Auditors recommended that government should immediately secure the budgeted funds for the successful implementation of the project and that agricultural structures and facilities should be immediately handed over to the project for rehabilitation and reconstruction. 

The report states that, in the signed Memoradum of Understanding dated 16th April 2021, between the Ministry and different service providers for machine ring services in 16 districts, but that it was expected that various technical and strategic units in the 

It further states that the ministry was to prepare and submit monthly independent reports certifying work done before payments were made to the ring service providers.
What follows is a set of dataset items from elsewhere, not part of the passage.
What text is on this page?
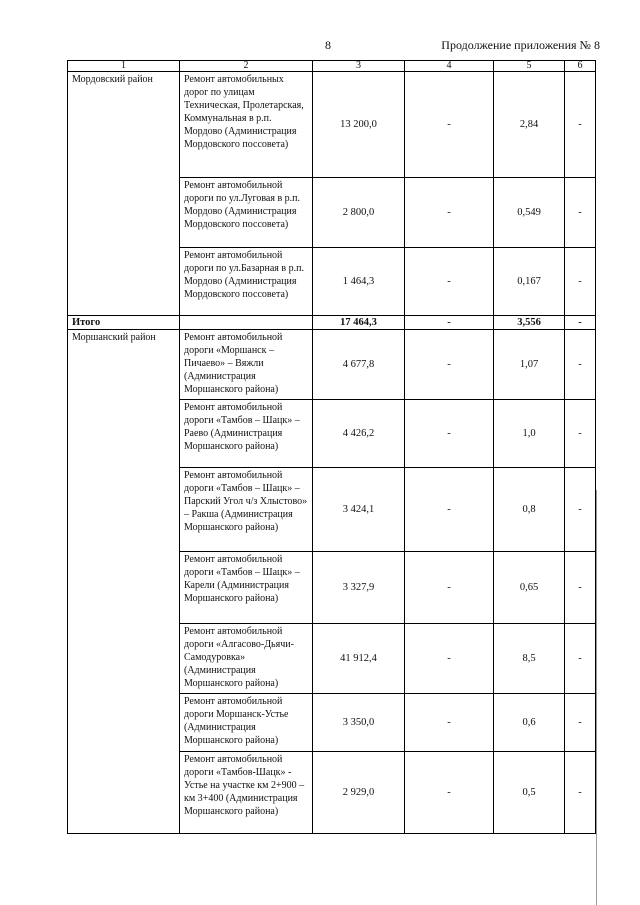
8	Продолжение приложения № 8
1	2	3	4	5	6
Мордовский район	Ремонт автомобильных дорог по улицам Техническая, Пролетарская, Коммунальная в р.п. Мордово (Администрация Мордовского поссовета)	13 200,0	-	2,84	-
	Ремонт автомобильной дороги по ул.Луговая в р.п. Мордово (Администрация Мордовского поссовета)	2 800,0	-	0,549	-
	Ремонт автомобильной дороги по ул.Базарная в р.п. Мордово (Администрация Мордовского поссовета)	1 464,3	-	0,167	-
Итого		17 464,3	-	3,556	-
Моршанский район	Ремонт автомобильной дороги «Моршанск – Пичаево» – Вяжли (Администрация Моршанского района)	4 677,8	-	1,07	-
	Ремонт автомобильной дороги «Тамбов – Шацк» – Раево (Администрация Моршанского района)	4 426,2	-	1,0	-
	Ремонт автомобильной дороги «Тамбов – Шацк» – Парский Угол ч/з Хлыстово» – Ракша (Администрация Моршанского района)	3 424,1	-	0,8	-
	Ремонт автомобильной дороги «Тамбов – Шацк» – Карели (Администрация Моршанского района)	3 327,9	-	0,65	-
	Ремонт автомобильной дороги «Алгасово-Дьячи-Самодуровка» (Администрация Моршанского района)	41 912,4	-	8,5	-
	Ремонт автомобильной дороги Моршанск-Устье (Администрация Моршанского района)	3 350,0	-	0,6	-
	Ремонт автомобильной дороги «Тамбов-Шацк» - Устье на участке км 2+900 – км 3+400 (Администрация Моршанского района)	2 929,0	-	0,5	-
“It was however strange to note that Le16,996,000,000.00 was paid to service providers without evidence of independent certification reports which should be the basis for payments.” 

The report further states that auditors also observed that there was limited involvement of the District Agriculture Officers (DAOs) in monitoring the activities of the machine ring services and that  copies of the signed MoU was not available in the district offices visited.

It states that the districts were also challenged with adequate mobility for monitoring and supervision of agricultural activities in the districts. 

They recommended that the independent certification reports for payments made should be submitted for audit inspection and that the PS and Acting CAO should also ensure that the DAOs become an integral part of the machine ring service, and those adequate vehicles and motorbikes are provided for ease of mobility to monitor farm sites.